Using the entire frequency spectrum is a plausible approach, however if certain frequencies do not provide information related to an individual’s drowsiness, the accuracy would vary significantly from person to person. As such, selective frequency analysis is key to the SmartCap’s accuracy. Also, input data is scaled in a way to effectively make it non-dimensional, allowing person-to-person variations in signal strength and frequency content.
After hundreds of combinations of input structure and scaling were tested, our research found the most suitable to be an input of 1 to 13Hz, in 1Hz increments, scaled by the total signal power in the range of 13-30Hz. This was not by design, but by an extensive trial and error process.
Coincidentally, this result is an input that captures the well-known delta, theta and alpha waves, presented in a finer resolution, and scaled by the power of the beta waves. This could be interpreted as effectively a ratio of an individual’s drowsiness and wakefulness.
Prior to the SmartCap technology development, gauging impairment related to fatigue included the measurement of behavioural symptoms such as eye behaviour, gaze direction, micro-corrections in steering and throttle use, and heart rate variability. The measure most commonly used in fatigue monitoring technologies is the percentage of eye closure, or PERCLOS. While studies have shown correlation between PERCLOS and impairment, approaches using this measure are susceptible to changes in eye behaviour unrelated to changes in alertness. Examples include situations of glare, insufficient lighting, dust and changes in humidity. As such, practical implementations usually suffer from higher rates of false alarms and missed instances of impairment.

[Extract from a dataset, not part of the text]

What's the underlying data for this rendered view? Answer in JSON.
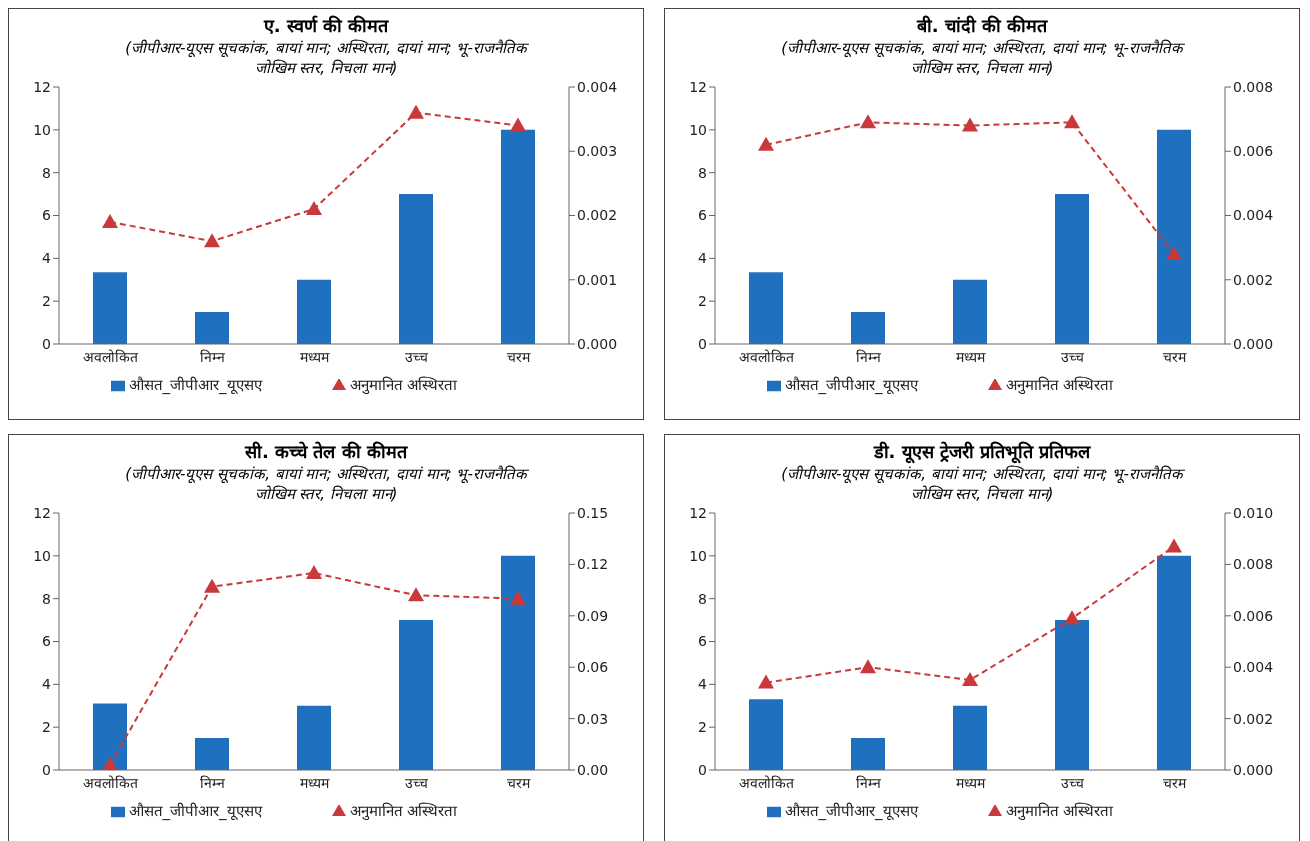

The underlying measurement behind the SmartCap levels is brain activity. Often referred to as EEG (or electroencephalogram), brain activity has been the golden standard in sleep and fatigue science for over 30 years. Being a more direct physiological measure, this allows the SmartCap technology to provide greater accuracy by avoiding erroneous measurements related to the external environment.
This was made possible by the innovation of the SmartCap Technologies patented EEG technology developed for the SmartCap. This world-first technology delivers clinical-grade EEG using dry electrodes, meaning no scalp preparation or gels are required. The advanced electronics are able to be concealed in a range of headwear designs, making SmartCap headwear comfortable to wear, and readily customisable with corporate colours and logos.

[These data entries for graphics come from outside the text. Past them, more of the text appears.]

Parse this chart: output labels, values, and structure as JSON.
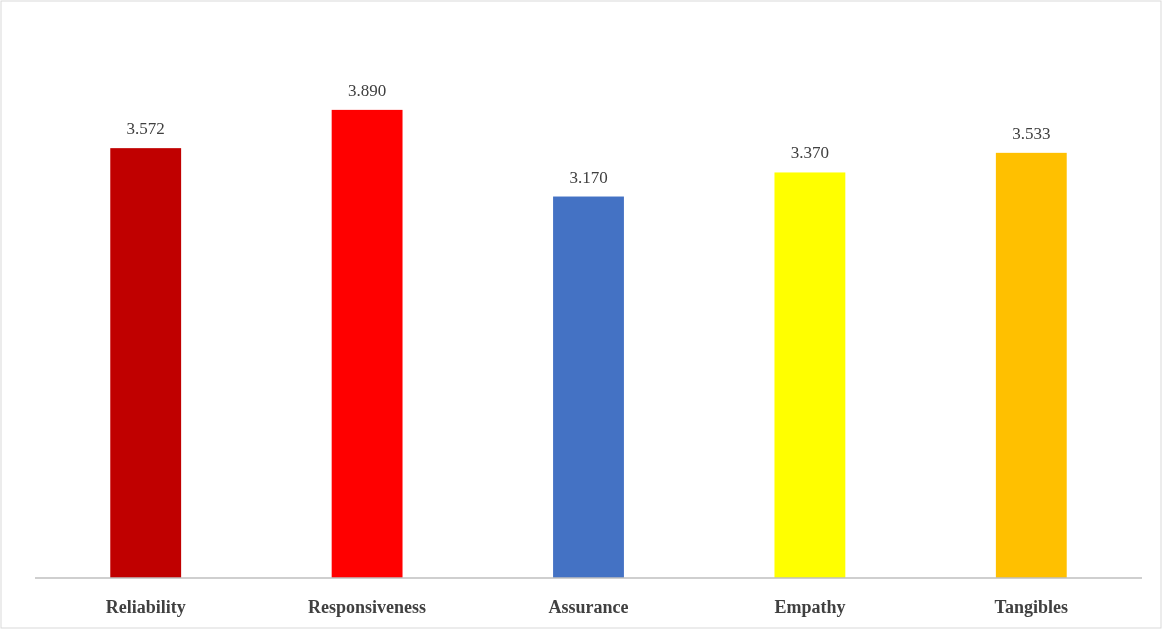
{
  "chart_data": {
    "type": "bar",
    "categories": [
      "Reliability",
      "Responsiveness",
      "Assurance",
      "Empathy",
      "Tangibles"
    ],
    "values": [
      3.572,
      3.89,
      3.17,
      3.37,
      3.533
    ],
    "value_labels": [
      "3.572",
      "3.890",
      "3.170",
      "3.370",
      "3.533"
    ],
    "colors": [
      "#c00000",
      "#ff0000",
      "#4472c4",
      "#ffff00",
      "#ffc000"
    ]
  }
}
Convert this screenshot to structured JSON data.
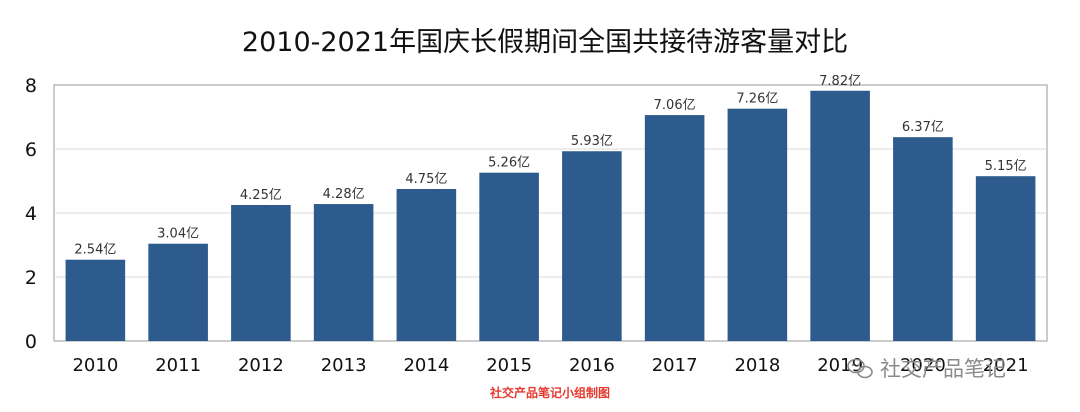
{
  "chart_data": {
    "type": "bar",
    "title": "2010-2021年国庆长假期间全国共接待游客量对比",
    "xlabel": "",
    "ylabel": "",
    "categories": [
      "2010",
      "2011",
      "2012",
      "2013",
      "2014",
      "2015",
      "2016",
      "2017",
      "2018",
      "2019",
      "2020",
      "2021"
    ],
    "values": [
      2.54,
      3.04,
      4.25,
      4.28,
      4.75,
      5.26,
      5.93,
      7.06,
      7.26,
      7.82,
      6.37,
      5.15
    ],
    "data_labels": [
      "2.54亿",
      "3.04亿",
      "4.25亿",
      "4.28亿",
      "4.75亿",
      "5.26亿",
      "5.93亿",
      "7.06亿",
      "7.26亿",
      "7.82亿",
      "6.37亿",
      "5.15亿"
    ],
    "ylim": [
      0,
      8
    ],
    "yticks": [
      0,
      2,
      4,
      6,
      8
    ],
    "grid": true,
    "legend": "none",
    "bar_color": "#2e5b8d",
    "grid_color": "#d9d9d9"
  },
  "footer": {
    "source": "社交产品笔记小组制图",
    "source_color": "#e8392e"
  },
  "watermark": {
    "text": "社交产品笔记",
    "icon": "wechat-icon"
  }
}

The measurement of EEG through practical, wearable technology solves half the problem of accurate fatigue monitoring in a working environment. What remains is the universal mapping of EEG information to deliver a useful measurement of fatigue.
While the analysis of EEG is a well-established science, researchers have always found that expert-developed rules to interpret brain activity tend to be effective for a majority and not the entire population. This is a result of natural person-to-person variation based on different physiology. Examples of variations identified include age and gender. Such variation means that a rule-based approach to mapping EEG to a measurement of fatigue would require an expert rule for each physiology, and to know which rule should apply to each person. This is clearly impractical.
In order to produce a practical tool for fatigue monitoring, SmartCap Technologies developed the Universal Fatigue Algorithm based on a data-driven approach. This means that the algorithm is based on real EEG from a large number of individuals, where the multitude of individual relationships are mapped using machine learning (often referred to as Artificial Intelligence) techniques. EdanSafe are experts in this field, and to date the SmartCap Universal Fatigue Algorithm is the only data-driven mapping of EEG to a measure of fatigue in commercial use.